The beautiful juvenile Harbor Seal was found on a foggy morning in midsummer. The seal was beached at the high tide line and its breathing was heavy and labored. It had no interest in returning to the water and needed only to remain at rest.
For the next six hours the seal struggled to survive the world of curious humans.
Learn what to do if you find a seal on the beach.
Written, produced, edited, cinematography, and narration by Kim Smith.
The Good Harbor Beach Seal PSA was created because of the lack of understanding on the part of my my fellow beachgoers on how to mangae a seal encounter. Please help get the word out and please forward the link to friends and neighbors in other communities, whether or not the community is located by the sea. It was the folks from out of town that did not understand that the seal needed simply to be left alone.

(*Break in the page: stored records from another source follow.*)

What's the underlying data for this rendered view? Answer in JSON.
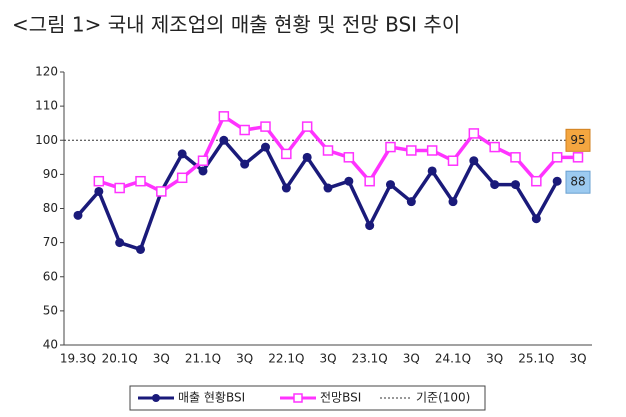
{
  "chart_data": {
    "type": "line",
    "title": "<그림 1> 국내 제조업의 매출 현황 및 전망 BSI 추이",
    "categories": [
      "19.3Q",
      null,
      "20.1Q",
      null,
      "3Q",
      null,
      "21.1Q",
      null,
      "3Q",
      null,
      "22.1Q",
      null,
      "3Q",
      null,
      "23.1Q",
      null,
      "3Q",
      null,
      "24.1Q",
      null,
      "3Q",
      null,
      "25.1Q",
      null,
      "3Q"
    ],
    "series": [
      {
        "name": "매출 현황BSI",
        "color": "#1a1a7a",
        "marker": "circle",
        "values": [
          78,
          85,
          70,
          68,
          85,
          96,
          91,
          100,
          93,
          98,
          86,
          95,
          86,
          88,
          75,
          87,
          82,
          91,
          82,
          94,
          87,
          87,
          77,
          88,
          null
        ]
      },
      {
        "name": "전망BSI",
        "color": "#ff33ff",
        "marker": "square",
        "values": [
          null,
          88,
          86,
          88,
          85,
          89,
          94,
          107,
          103,
          104,
          96,
          104,
          97,
          95,
          88,
          98,
          97,
          97,
          94,
          102,
          98,
          95,
          88,
          95,
          95
        ]
      }
    ],
    "reference": {
      "value": 100,
      "label": "기준(100)"
    },
    "ylim": [
      40,
      120
    ],
    "yticks": [
      40,
      50,
      60,
      70,
      80,
      90,
      100,
      110,
      120
    ],
    "grid": false
  }
}
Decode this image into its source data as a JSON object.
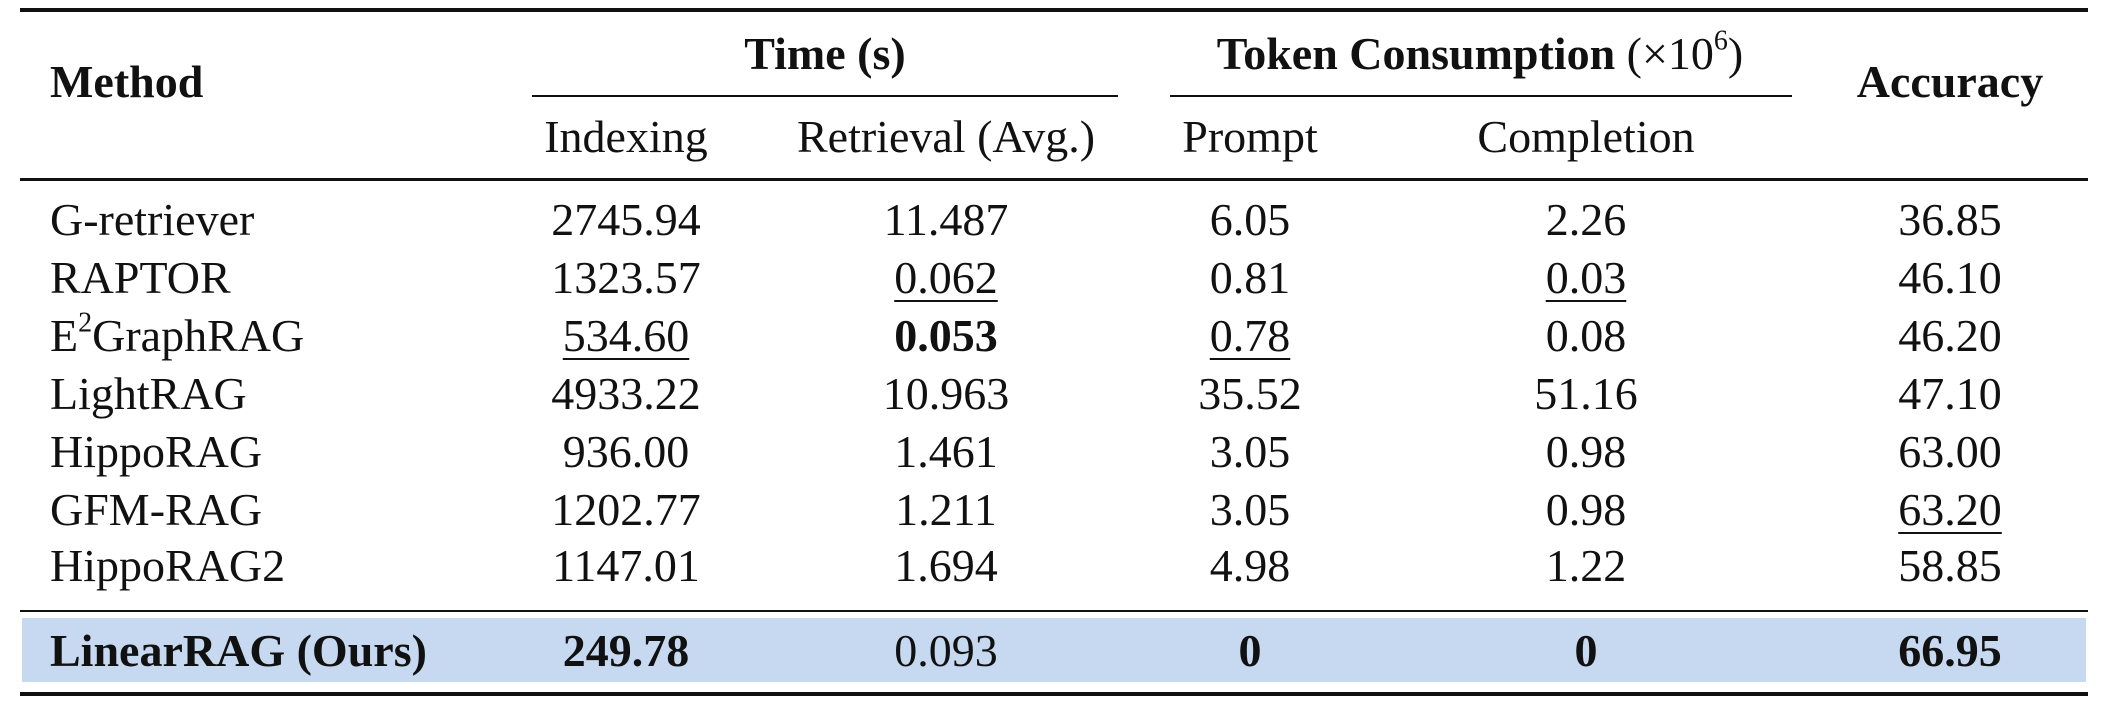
{
  "header": {
    "method": "Method",
    "time_group": "Time (s)",
    "token_group_main": "Token Consumption",
    "token_group_unit_prefix": "(×10",
    "token_group_unit_exp": "6",
    "token_group_unit_suffix": ")",
    "accuracy": "Accuracy",
    "indexing": "Indexing",
    "retrieval": "Retrieval (Avg.)",
    "prompt": "Prompt",
    "completion": "Completion"
  },
  "rows": [
    {
      "method": "G-retriever",
      "indexing": "2745.94",
      "retrieval": "11.487",
      "prompt": "6.05",
      "completion": "2.26",
      "accuracy": "36.85"
    },
    {
      "method": "RAPTOR",
      "indexing": "1323.57",
      "retrieval": "0.062",
      "prompt": "0.81",
      "completion": "0.03",
      "accuracy": "46.10"
    },
    {
      "method_base": "E",
      "method_sup": "2",
      "method_rest": "GraphRAG",
      "indexing": "534.60",
      "retrieval": "0.053",
      "prompt": "0.78",
      "completion": "0.08",
      "accuracy": "46.20"
    },
    {
      "method": "LightRAG",
      "indexing": "4933.22",
      "retrieval": "10.963",
      "prompt": "35.52",
      "completion": "51.16",
      "accuracy": "47.10"
    },
    {
      "method": "HippoRAG",
      "indexing": "936.00",
      "retrieval": "1.461",
      "prompt": "3.05",
      "completion": "0.98",
      "accuracy": "63.00"
    },
    {
      "method": "GFM-RAG",
      "indexing": "1202.77",
      "retrieval": "1.211",
      "prompt": "3.05",
      "completion": "0.98",
      "accuracy": "63.20"
    },
    {
      "method": "HippoRAG2",
      "indexing": "1147.01",
      "retrieval": "1.694",
      "prompt": "4.98",
      "completion": "1.22",
      "accuracy": "58.85"
    }
  ],
  "ours": {
    "method": "LinearRAG (Ours)",
    "indexing": "249.78",
    "retrieval": "0.093",
    "prompt": "0",
    "completion": "0",
    "accuracy": "66.95"
  },
  "colors": {
    "highlight_row": "#c6d9f1"
  }
}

Thank you!
Although the Good Harbor Seal was not injured, help was needed with the gathering crowd. I called our local police, who in turn sent Lieutenant Roger Thurlow from the Environmental Police. Has anyone had experience with a marine stranding, and if so, is the following the best number to call: Northeast Region Marine Mammal and Sea Turtle Stranding and Entanglement Hotline ~ 866-755-6622? I will post your hotline recommendations here.

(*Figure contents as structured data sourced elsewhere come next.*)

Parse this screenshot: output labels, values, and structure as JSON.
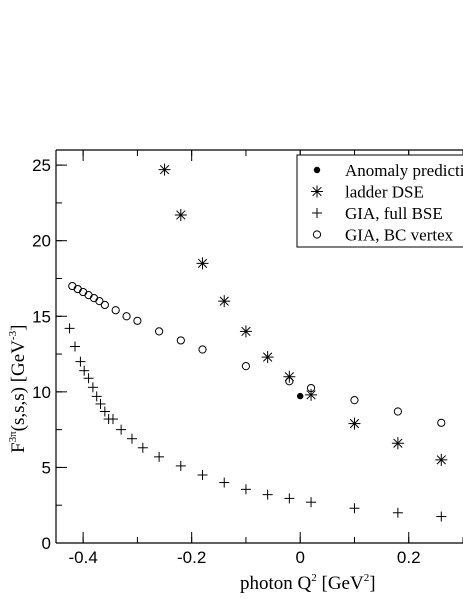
{
  "chart_data": {
    "type": "scatter",
    "title": "",
    "xlabel": {
      "base": "photon  Q",
      "sup": "2",
      "unit_open": "  [GeV",
      "unit_sup": "2",
      "unit_close": "]"
    },
    "ylabel": {
      "F": "F",
      "sup": "3π",
      "rest": "(s,s,s)",
      "unit_open": "  [GeV",
      "unit_sup": "-3",
      "unit_close": "]"
    },
    "xlim": [
      -0.45,
      0.3
    ],
    "ylim": [
      0,
      26
    ],
    "x_ticks": [
      -0.4,
      -0.2,
      0,
      0.2
    ],
    "x_tick_labels": [
      "-0.4",
      "-0.2",
      "0",
      "0.2"
    ],
    "y_ticks": [
      0,
      5,
      10,
      15,
      20,
      25
    ],
    "y_tick_labels": [
      "0",
      "5",
      "10",
      "15",
      "20",
      "25"
    ],
    "grid": false,
    "legend_position": "top-right",
    "series": [
      {
        "name": "Anomaly prediction",
        "marker": "filled-circle",
        "points": [
          [
            0.0,
            9.72
          ]
        ]
      },
      {
        "name": "ladder DSE",
        "marker": "asterisk",
        "points": [
          [
            -0.25,
            24.7
          ],
          [
            -0.22,
            21.7
          ],
          [
            -0.18,
            18.5
          ],
          [
            -0.14,
            16.0
          ],
          [
            -0.1,
            14.0
          ],
          [
            -0.06,
            12.3
          ],
          [
            -0.02,
            11.0
          ],
          [
            0.02,
            9.8
          ],
          [
            0.1,
            7.9
          ],
          [
            0.18,
            6.6
          ],
          [
            0.26,
            5.5
          ]
        ]
      },
      {
        "name": "GIA, full BSE",
        "marker": "plus",
        "points": [
          [
            -0.425,
            14.2
          ],
          [
            -0.415,
            13.0
          ],
          [
            -0.405,
            12.0
          ],
          [
            -0.398,
            11.4
          ],
          [
            -0.39,
            10.9
          ],
          [
            -0.382,
            10.3
          ],
          [
            -0.375,
            9.7
          ],
          [
            -0.368,
            9.2
          ],
          [
            -0.36,
            8.7
          ],
          [
            -0.353,
            8.2
          ],
          [
            -0.345,
            8.2
          ],
          [
            -0.33,
            7.5
          ],
          [
            -0.31,
            6.9
          ],
          [
            -0.29,
            6.3
          ],
          [
            -0.26,
            5.7
          ],
          [
            -0.22,
            5.1
          ],
          [
            -0.18,
            4.5
          ],
          [
            -0.14,
            4.0
          ],
          [
            -0.1,
            3.55
          ],
          [
            -0.06,
            3.2
          ],
          [
            -0.02,
            2.95
          ],
          [
            0.02,
            2.7
          ],
          [
            0.1,
            2.3
          ],
          [
            0.18,
            2.0
          ],
          [
            0.26,
            1.75
          ]
        ]
      },
      {
        "name": "GIA, BC vertex",
        "marker": "open-circle",
        "points": [
          [
            -0.42,
            17.0
          ],
          [
            -0.41,
            16.8
          ],
          [
            -0.4,
            16.6
          ],
          [
            -0.39,
            16.4
          ],
          [
            -0.38,
            16.2
          ],
          [
            -0.37,
            16.0
          ],
          [
            -0.36,
            15.75
          ],
          [
            -0.34,
            15.4
          ],
          [
            -0.32,
            15.0
          ],
          [
            -0.3,
            14.7
          ],
          [
            -0.26,
            14.0
          ],
          [
            -0.22,
            13.4
          ],
          [
            -0.18,
            12.8
          ],
          [
            -0.1,
            11.7
          ],
          [
            -0.02,
            10.7
          ],
          [
            0.02,
            10.25
          ],
          [
            0.1,
            9.45
          ],
          [
            0.18,
            8.7
          ],
          [
            0.26,
            7.95
          ]
        ]
      }
    ]
  }
}
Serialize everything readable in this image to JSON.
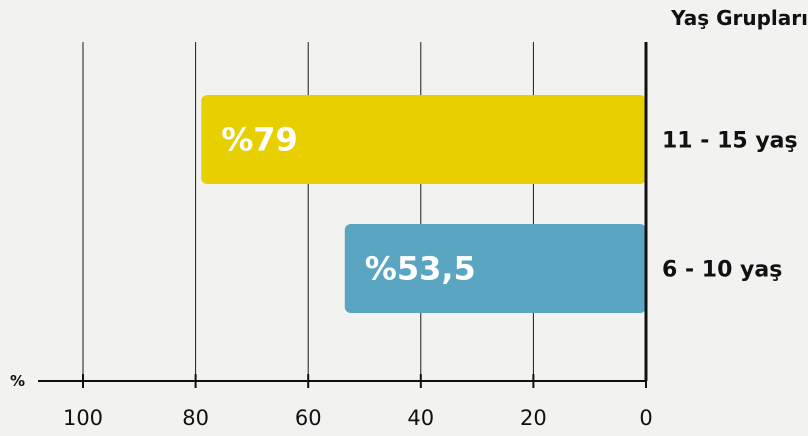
{
  "chart_data": {
    "type": "bar",
    "orientation": "horizontal",
    "x_reversed": true,
    "title": "",
    "category_axis_title": "Yaş Grupları",
    "value_axis_unit": "%",
    "categories": [
      "11 - 15 yaş",
      "6 - 10 yaş"
    ],
    "values": [
      79,
      53.5
    ],
    "value_labels": [
      "%79",
      "%53,5"
    ],
    "bar_colors": [
      "#e8cf00",
      "#5aa5c2"
    ],
    "xlim": [
      0,
      100
    ],
    "ticks": [
      100,
      80,
      60,
      40,
      20,
      0
    ],
    "tick_labels": [
      "100",
      "80",
      "60",
      "40",
      "20",
      "0"
    ],
    "grid": true,
    "legend": "none"
  }
}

Technical note–The video was filmed without a tripod because I was afraid the tripod would look like a gun and didn’t want to further stress the seal. After reading more about Harbor Seals, I learned that their big brown eyes are particularly adapted to sight in murky water (i.e. harbor waters), but that their eyesight is not that good on land. In retrospect, I don’t think that the seal would have associated the tripod with a weapon. Also, I filmed at a distance much further away than my camera’s capabilities, which caused much vignetting around the edges of many of the clips. I didn’t want to stand close to the seal and be the filmmaker-who-becomes-part-of-the-problem, and not the solution.